Surement non, car la grève n’est conçue en droit français qu’au bénéfice d’un salarié ou d’un fonctionnaire,  dans le cadre de son statut.

En vérité, le mot est impropre.

Non, mais l’avocat, homme qui devrait être libre, a le droit de déclarer cesser son activité  à ses risques et périls. C’est du Canada Dry de grève. Ca y ressemble, ça  en a le gout, mais ça n’en n’est pas.

A ce sujet, il faut ici dénoncer publiquement la dictature des conseils des ordres.

La loi ne peut  surtout pas leur dicter la conduite des confrères, alors que certains ont décidé d’arrêter leur activité pour des considérations syndicales ou politiques. Ceci, une fois encore, s’appelle la liberté de l’activité. C’est dans la constitution.
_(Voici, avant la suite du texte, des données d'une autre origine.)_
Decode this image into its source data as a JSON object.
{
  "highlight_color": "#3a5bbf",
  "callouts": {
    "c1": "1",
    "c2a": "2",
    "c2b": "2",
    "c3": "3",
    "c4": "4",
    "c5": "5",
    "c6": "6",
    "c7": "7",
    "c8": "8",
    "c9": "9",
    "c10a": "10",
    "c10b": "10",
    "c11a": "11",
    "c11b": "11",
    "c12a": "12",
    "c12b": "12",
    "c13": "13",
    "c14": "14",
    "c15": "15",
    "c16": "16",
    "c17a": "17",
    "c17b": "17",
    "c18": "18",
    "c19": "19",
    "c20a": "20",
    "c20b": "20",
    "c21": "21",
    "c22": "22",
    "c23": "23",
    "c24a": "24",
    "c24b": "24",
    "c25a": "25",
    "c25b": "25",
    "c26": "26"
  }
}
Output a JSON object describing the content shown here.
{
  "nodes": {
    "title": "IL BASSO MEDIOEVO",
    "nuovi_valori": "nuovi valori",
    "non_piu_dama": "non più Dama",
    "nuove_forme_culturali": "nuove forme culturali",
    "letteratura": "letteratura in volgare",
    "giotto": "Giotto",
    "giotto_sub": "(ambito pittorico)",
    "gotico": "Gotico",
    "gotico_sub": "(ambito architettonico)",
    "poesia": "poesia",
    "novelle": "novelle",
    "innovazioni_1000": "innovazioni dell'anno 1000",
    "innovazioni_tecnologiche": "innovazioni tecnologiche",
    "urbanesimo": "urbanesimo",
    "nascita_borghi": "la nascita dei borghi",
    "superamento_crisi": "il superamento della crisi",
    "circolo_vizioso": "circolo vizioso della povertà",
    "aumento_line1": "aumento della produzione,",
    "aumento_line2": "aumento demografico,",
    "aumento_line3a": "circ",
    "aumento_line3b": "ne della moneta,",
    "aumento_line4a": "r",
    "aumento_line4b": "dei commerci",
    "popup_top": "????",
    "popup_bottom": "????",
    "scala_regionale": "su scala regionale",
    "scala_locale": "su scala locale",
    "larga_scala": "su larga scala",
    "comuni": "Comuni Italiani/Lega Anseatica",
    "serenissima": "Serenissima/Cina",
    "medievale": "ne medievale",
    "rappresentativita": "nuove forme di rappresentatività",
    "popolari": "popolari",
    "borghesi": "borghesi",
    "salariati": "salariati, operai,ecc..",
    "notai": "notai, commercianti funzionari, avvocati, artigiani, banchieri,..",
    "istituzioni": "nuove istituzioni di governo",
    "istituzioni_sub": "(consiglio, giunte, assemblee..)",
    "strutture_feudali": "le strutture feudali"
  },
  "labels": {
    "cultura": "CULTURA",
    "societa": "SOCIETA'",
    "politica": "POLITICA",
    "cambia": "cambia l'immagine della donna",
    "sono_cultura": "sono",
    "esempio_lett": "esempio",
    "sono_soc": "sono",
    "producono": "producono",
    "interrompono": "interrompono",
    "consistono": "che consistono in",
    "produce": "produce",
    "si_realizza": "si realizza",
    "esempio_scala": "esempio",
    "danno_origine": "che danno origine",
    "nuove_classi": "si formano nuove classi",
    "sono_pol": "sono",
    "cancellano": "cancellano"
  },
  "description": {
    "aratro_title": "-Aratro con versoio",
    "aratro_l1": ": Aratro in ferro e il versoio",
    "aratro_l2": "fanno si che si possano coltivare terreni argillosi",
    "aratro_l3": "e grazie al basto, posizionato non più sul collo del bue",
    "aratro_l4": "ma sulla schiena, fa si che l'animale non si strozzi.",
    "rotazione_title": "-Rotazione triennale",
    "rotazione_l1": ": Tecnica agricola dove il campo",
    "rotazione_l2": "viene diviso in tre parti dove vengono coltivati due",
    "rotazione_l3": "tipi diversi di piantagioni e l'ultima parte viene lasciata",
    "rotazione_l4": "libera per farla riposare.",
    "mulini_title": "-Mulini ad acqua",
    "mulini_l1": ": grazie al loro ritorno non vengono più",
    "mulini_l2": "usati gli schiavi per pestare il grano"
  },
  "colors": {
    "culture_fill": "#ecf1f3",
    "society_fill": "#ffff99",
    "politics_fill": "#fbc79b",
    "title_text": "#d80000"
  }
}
J’écris cela alors qu’au surplus, les barreaux sont divisés. Nous le voyons bien ici. La plupart des conseils des ordres de France sont pour la grève, celui de Paris, le plus important, ouvertement contre.

Ces ordres sont ainsi fauteurs de désordres.
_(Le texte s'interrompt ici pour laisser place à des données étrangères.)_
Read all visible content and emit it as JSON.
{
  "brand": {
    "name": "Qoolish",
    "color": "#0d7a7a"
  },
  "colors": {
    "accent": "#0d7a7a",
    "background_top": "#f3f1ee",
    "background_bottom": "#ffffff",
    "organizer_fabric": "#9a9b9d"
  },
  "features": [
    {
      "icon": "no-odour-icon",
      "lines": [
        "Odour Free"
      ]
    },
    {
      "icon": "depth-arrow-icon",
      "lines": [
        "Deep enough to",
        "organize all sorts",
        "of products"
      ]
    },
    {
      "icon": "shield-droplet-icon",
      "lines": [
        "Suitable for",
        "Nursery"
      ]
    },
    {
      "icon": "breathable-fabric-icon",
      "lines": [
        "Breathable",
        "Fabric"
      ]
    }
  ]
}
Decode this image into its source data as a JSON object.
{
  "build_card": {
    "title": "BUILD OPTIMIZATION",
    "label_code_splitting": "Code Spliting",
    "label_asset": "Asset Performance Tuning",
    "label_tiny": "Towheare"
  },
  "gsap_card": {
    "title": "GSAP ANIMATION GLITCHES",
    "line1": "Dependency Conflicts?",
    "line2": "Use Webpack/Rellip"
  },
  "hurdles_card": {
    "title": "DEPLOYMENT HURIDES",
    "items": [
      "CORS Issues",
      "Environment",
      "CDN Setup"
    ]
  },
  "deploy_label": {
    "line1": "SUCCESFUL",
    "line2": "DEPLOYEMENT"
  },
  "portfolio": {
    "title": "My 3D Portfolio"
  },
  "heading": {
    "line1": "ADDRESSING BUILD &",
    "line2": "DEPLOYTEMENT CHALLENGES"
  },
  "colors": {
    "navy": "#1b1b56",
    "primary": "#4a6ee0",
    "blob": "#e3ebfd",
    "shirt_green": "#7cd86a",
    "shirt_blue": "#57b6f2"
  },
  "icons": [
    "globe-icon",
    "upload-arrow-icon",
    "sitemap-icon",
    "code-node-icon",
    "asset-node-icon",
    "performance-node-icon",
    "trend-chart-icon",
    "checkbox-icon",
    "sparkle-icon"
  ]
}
Ils doivent donc être supprimés, pardon radiés.

Revenons à la grève. 

Mais si leurs (plus riches) patrons, les avocats,  font grève, du coup eux les (pauvres) salariés  qu’ils emploient que doivent-ils faire ?

Le principe du salariat est l’obéissance aux ordres.

Si les avocats patrons sont cohérents, et qu’ils font grève à leurs risques et périls, ils ne doivent plus donner d’instructions à leurs salariés. Lesquels n’ayant plus d’ordres, puisque la grève suppose l’arrêt de l’activité, doivent cesser le travail. Sur ordre.

Seulement, il existe des contrats de travail : il faudra donc que les salariés arrêtent leur activité et soient pourtant normalement payés.

Cette réflexion  concerne à la vérité toutes les professions indépendantes qui « font grève ».

Donc une fois encore les avocats notamment : leurs personnels doivent cesser leur activité salariée le jour de la grève du patron, et doivent être payés normalement  pendant ce temps-là. Sinon, la grève est une pitrerie.